Department of Family and Community Medicine (and Department of Human Nutrition, Foods, and Exercise), Virginia Tech Carilion School of Medicine, VT Riverside, 1 Riverside Circle, Roanoke, VA 24016, USA.
Department of Agricultural and Applied Economics, Virginia Tech, 321A Hutcheson Hall, 250 Drillfield Drive, Blacksburg, VA 24061, USA.


The United States Environmental Protection Agency mandates that community water systems (CWSs), or drinking water utilities, provide annual consumer confidence reports (CCRs) reporting on water quality, compliance with regulations, source water, and consumer education.

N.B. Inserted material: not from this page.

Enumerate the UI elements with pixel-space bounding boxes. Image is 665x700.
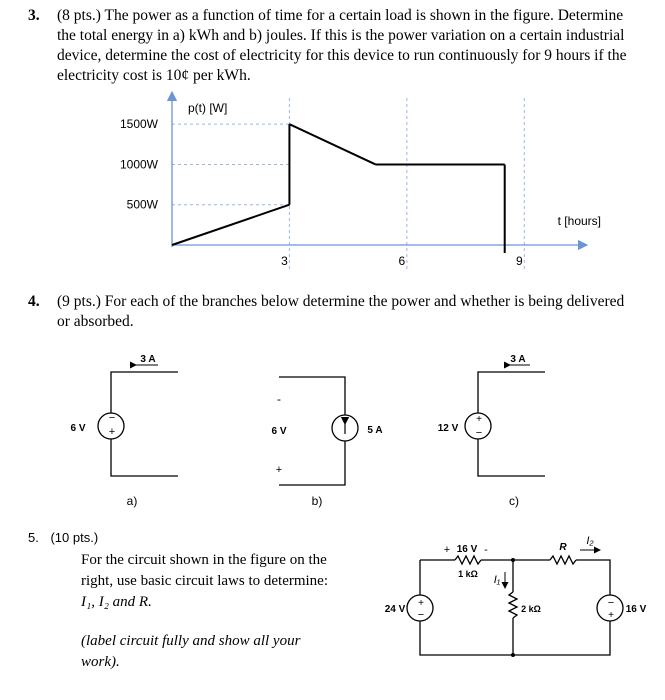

While certain report formats are prescribed, there are no criteria ensuring that consumers understand messages in these reports. To assess clarity of message, trained raters evaluated a national sample of 30 CCRs using the Centers for Disease Control Clear Communication Index (Index) indices: (1) Main Message/Call to Action; (2) Language; (3) Information Design; (4) State of the Science; (5) Behavioral Recommendations; (6) Numbers; and (7) Risk. Communication materials are considered qualifying if they achieve a 90% Index score. Overall mean score across CCRs was 50 ± 14% and none scored 90% or higher. CCRs did not differ significantly by water system size. State of the Science (3 ± 15%) and Behavioral Recommendations (77 ± 36%) indices were the lowest and highest, respectively. Only 63% of CCRs explicitly stated if the water was safe to drink according to federal and state standards and regulations. None of the CCRs had passing Index scores, signaling that CWSs are not effectively communicating with their consumers; thus, the Index can serve as an evaluation tool for CCR effectiveness and a guide to improve water quality communications.